La norma riguarda i titolari di reddito da lavoro dipendente privato di importo non superiore, nell'anno precedente quello di percezione, a 50.000 euro.

Aliquota contributiva lavoratori autonomi
Viene confermata al 27%, anche per il 2016, l’aliquota contributiva dovuta dai lavoratori autonomi iscritti alla gestione separata INPS, non iscritti ad altre gestioni di previdenza obbligatoria, né pensionati.

Congedo di paternità
Vengono prorogate, sperimentalmente per il 2016, alcune disposizioni, già previste in via sperimentale per gli anni 2013-2015, in materia di congedo obbligatorio e facoltativo del padre lavoratore dipendente, elevando altresì da uno a due giorni quello obbligatorio.

Opzione donna
Si ridefinisce l’ambito temporale di applicazione dell’istituto (transitorio e sperimentale) che permette alle lavoratrici l’accesso al trattamento anticipato di pensione in presenza di determinati requisiti anagrafici e contributivi e a condizione che tali soggetti optino per il sistema di calcolo contributivo integrale (c.d. opzione donna).

Inoltre, in merito dalla sperimentazione dell’opzione donna, si prevede la trasmissione, entro il 30 settembre di ogni anno, di una relazione alle Camere, da parte del Governo, sulla base dei dati rilevati dall’INPS nell’ambito della propria attività di monitoraggio sull’attuazione della sperimentazione, con particolare riferimento alle lavoratrici interessate e ai relativi oneri previdenziali.

Contributo per servizio di baby-sitting
Si prorogano per il 2016 le norme già stabilite, in via sperimentale, per gli anni 2013-2015, relative alla possibilità, per la madre lavoratrice dipendente o titolare di un rapporto di collaborazione coordinata e continuativa, di richiedere, in sostituzione, anche parziale, del congedo parentale, un contributo economico da impiegare per il servizio di baby-sitting o per i servizi per l'infanzia.

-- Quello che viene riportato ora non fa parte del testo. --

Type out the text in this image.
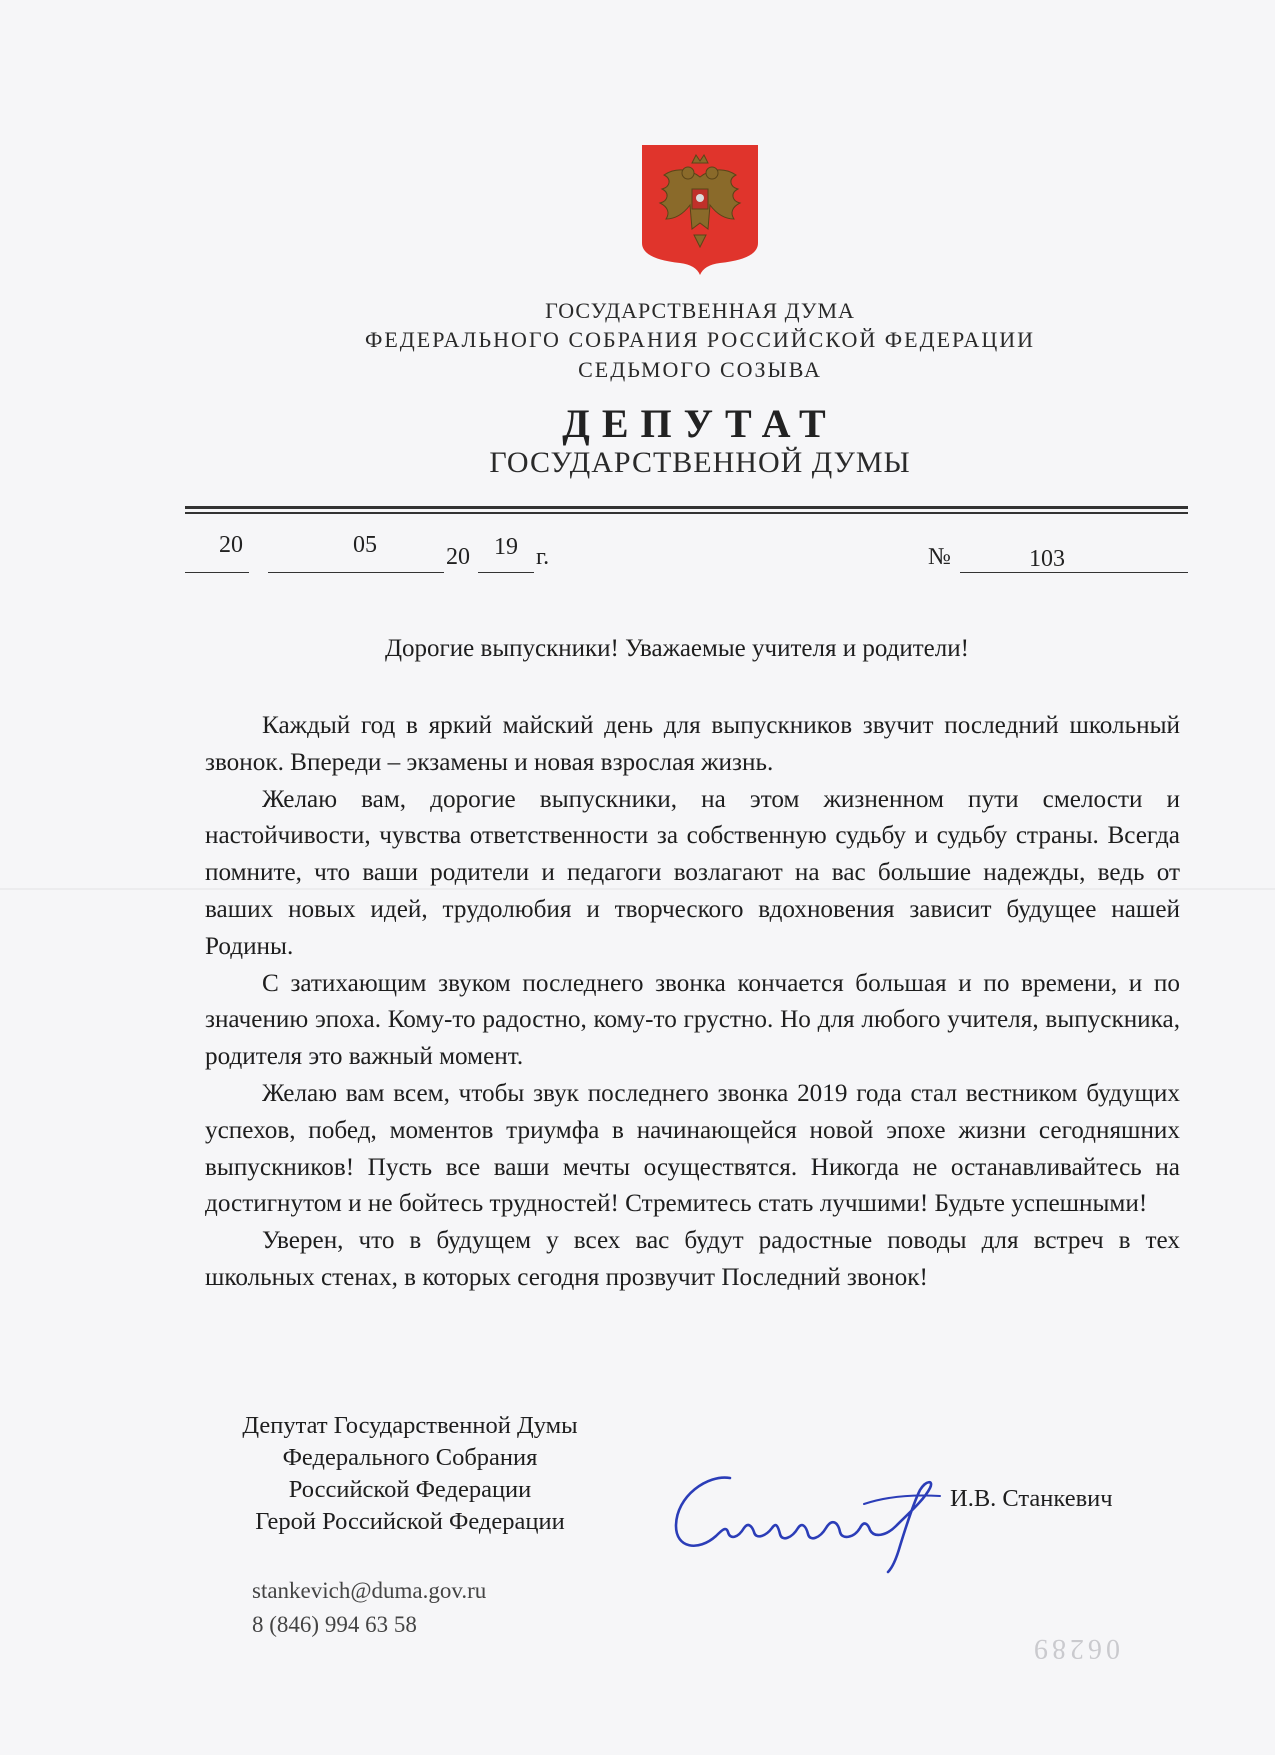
ГОСУДАРСТВЕННАЯ ДУМА
ФЕДЕРАЛЬНОГО СОБРАНИЯ РОССИЙСКОЙ ФЕДЕРАЦИИ
СЕДЬМОГО СОЗЫВА
ДЕПУТАТ
ГОСУДАРСТВЕННОЙ ДУМЫ
20	05	20	19 г.	№	103
Дорогие выпускники! Уважаемые учителя и родители!

Каждый год в яркий майский день для выпускников звучит последний школьный звонок. Впереди – экзамены и новая взрослая жизнь.

Желаю вам, дорогие выпускники, на этом жизненном пути смелости и настойчивости, чувства ответственности за собственную судьбу и судьбу страны. Всегда помните, что ваши родители и педагоги возлагают на вас большие надежды, ведь от ваших новых идей, трудолюбия и творческого вдохновения зависит будущее нашей Родины.

С затихающим звуком последнего звонка кончается большая и по времени, и по значению эпоха. Кому-то радостно, кому-то грустно. Но для любого учителя, выпускника, родителя это важный момент.

Желаю вам всем, чтобы звук последнего звонка 2019 года стал вестником будущих успехов, побед, моментов триумфа в начинающейся новой эпохе жизни сегодняшних выпускников! Пусть все ваши мечты осуществятся. Никогда не останавливайтесь на достигнутом и не бойтесь трудностей! Стремитесь стать лучшими! Будьте успешными!

Уверен, что в будущем у всех вас будут радостные поводы для встреч в тех школьных стенах, в которых сегодня прозвучит Последний звонок!

Депутат Государственной Думы
Федерального Собрания
Российской Федерации
Герой Российской Федерации
И.В. Станкевич
stankevich@duma.gov.ru
8 (846) 994 63 58
06289
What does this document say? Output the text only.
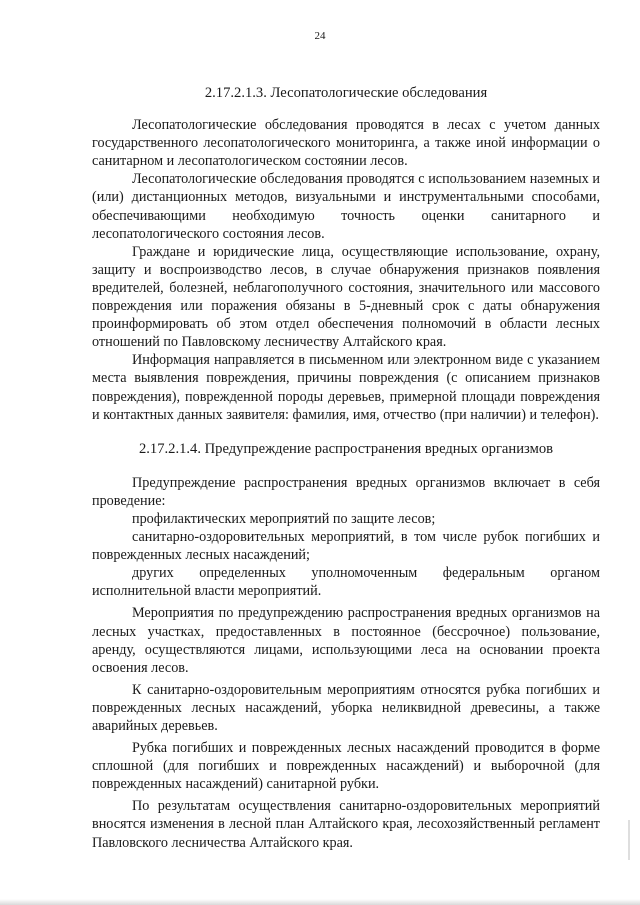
24
2.17.2.1.3. Лесопатологические обследования

Лесопатологические обследования проводятся в лесах с учетом данных государственного лесопатологического мониторинга, а также иной информации о санитарном и лесопатологическом состоянии лесов.

Лесопатологические обследования проводятся с использованием наземных и (или) дистанционных методов, визуальными и инструментальными способами, обеспечивающими необходимую точность оценки санитарного и лесопатологического состояния лесов.

Граждане и юридические лица, осуществляющие использование, охрану, защиту и воспроизводство лесов, в случае обнаружения признаков появления вредителей, болезней, неблагополучного состояния, значительного или массового повреждения или поражения обязаны в 5-дневный срок с даты обнаружения проинформировать об этом отдел обеспечения полномочий в области лесных отношений по Павловскому лесничеству Алтайского края.

Информация направляется в письменном или электронном виде с указанием места выявления повреждения, причины повреждения (с описанием признаков повреждения), поврежденной породы деревьев, примерной площади повреждения и контактных данных заявителя: фамилия, имя, отчество (при наличии) и телефон).

2.17.2.1.4. Предупреждение распространения вредных организмов

Предупреждение распространения вредных организмов включает в себя проведение:

профилактических мероприятий по защите лесов;

санитарно-оздоровительных мероприятий, в том числе рубок погибших и поврежденных лесных насаждений;

других определенных уполномоченным федеральным органом исполнительной власти мероприятий.

Мероприятия по предупреждению распространения вредных организмов на лесных участках, предоставленных в постоянное (бессрочное) пользование, аренду, осуществляются лицами, использующими леса на основании проекта освоения лесов.

К санитарно-оздоровительным мероприятиям относятся рубка погибших и поврежденных лесных насаждений, уборка неликвидной древесины, а также аварийных деревьев.

Рубка погибших и поврежденных лесных насаждений проводится в форме сплошной (для погибших и поврежденных насаждений) и выборочной (для поврежденных насаждений) санитарной рубки.

По результатам осуществления санитарно-оздоровительных мероприятий вносятся изменения в лесной план Алтайского края, лесохозяйственный регламент Павловского лесничества Алтайского края.
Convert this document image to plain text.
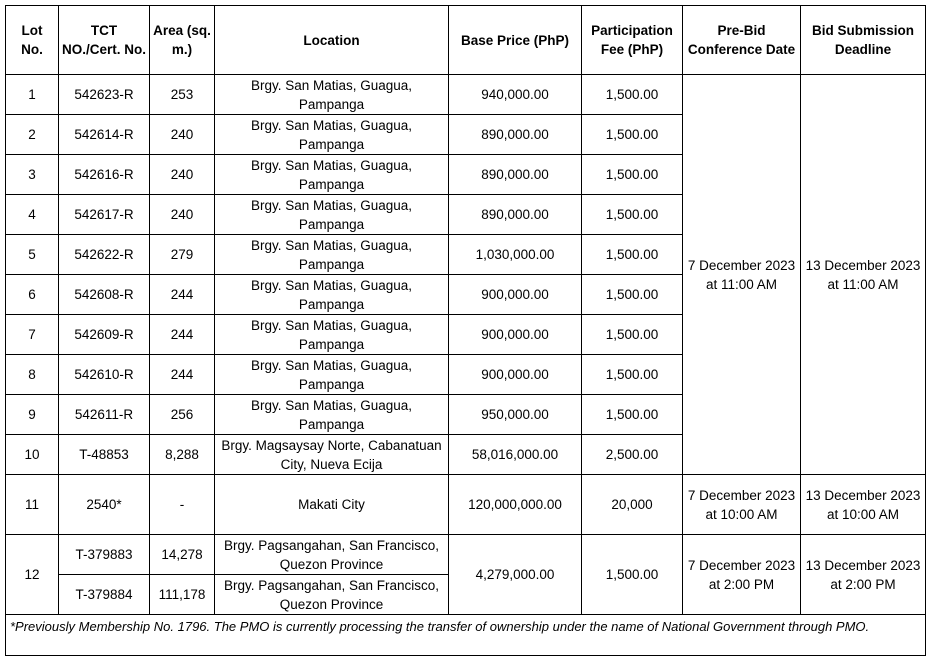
Lot No.	TCT NO./Cert. No.	Area (sq. m.)	Location	Base Price (PhP)	Participation Fee (PhP)	Pre-Bid Conference Date	Bid Submission Deadline
1	542623-R	253	Brgy. San Matias, Guagua, Pampanga	940,000.00	1,500.00	7 December 2023 at 11:00 AM	13 December 2023 at 11:00 AM
2	542614-R	240	Brgy. San Matias, Guagua, Pampanga	890,000.00	1,500.00		
3	542616-R	240	Brgy. San Matias, Guagua, Pampanga	890,000.00	1,500.00		
4	542617-R	240	Brgy. San Matias, Guagua, Pampanga	890,000.00	1,500.00		
5	542622-R	279	Brgy. San Matias, Guagua, Pampanga	1,030,000.00	1,500.00		
6	542608-R	244	Brgy. San Matias, Guagua, Pampanga	900,000.00	1,500.00		
7	542609-R	244	Brgy. San Matias, Guagua, Pampanga	900,000.00	1,500.00		
8	542610-R	244	Brgy. San Matias, Guagua, Pampanga	900,000.00	1,500.00		
9	542611-R	256	Brgy. San Matias, Guagua, Pampanga	950,000.00	1,500.00		
10	T-48853	8,288	Brgy. Magsaysay Norte, Cabanatuan City, Nueva Ecija	58,016,000.00	2,500.00		
11	2540*	-	Makati City	120,000,000.00	20,000	7 December 2023 at 10:00 AM	13 December 2023 at 10:00 AM
12	T-379883	14,278	Brgy. Pagsangahan, San Francisco, Quezon Province	4,279,000.00	1,500.00	7 December 2023 at 2:00 PM	13 December 2023 at 2:00 PM
	T-379884	111,178	Brgy. Pagsangahan, San Francisco, Quezon Province				
*Previously Membership No. 1796. The PMO is currently processing the transfer of ownership under the name of National Government through PMO.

Cure parentali per lavoratrici autonome
Si estende, in via sperimentale per il 2016 e nel limite di 2 milioni di euro, alle madri lavoratrici autonome o imprenditrici il beneficio la possibilità già prevista per la madre lavoratrice dipendente di richiedere, in sostituzione (anche parziale) del congedo parentale, un contributo economico da impiegare per il servizio di baby-sitting o per i servizi per l'infanzia (erogati da soggetti pubblici o da soggetti privati accreditati).

Trasformazione da tempo pieno a tempo parziale del rapporto di lavoro subordinato
Si introduce, per il settore privato, una specifica disciplina transitoria, relativa ad una fattispecie di trasformazione da tempo pieno a tempo parziale del rapporto di lavoro subordinato, con copertura pensionistica figurativa per la quota di retribuzione perduta e con la corresponsione al dipendente, da parte del datore di lavoro, di una somma pari alla contribuzione pensionistica che sarebbe stata a carico di quest'ultimo (relativa alla prestazione lavorativa non effettuata).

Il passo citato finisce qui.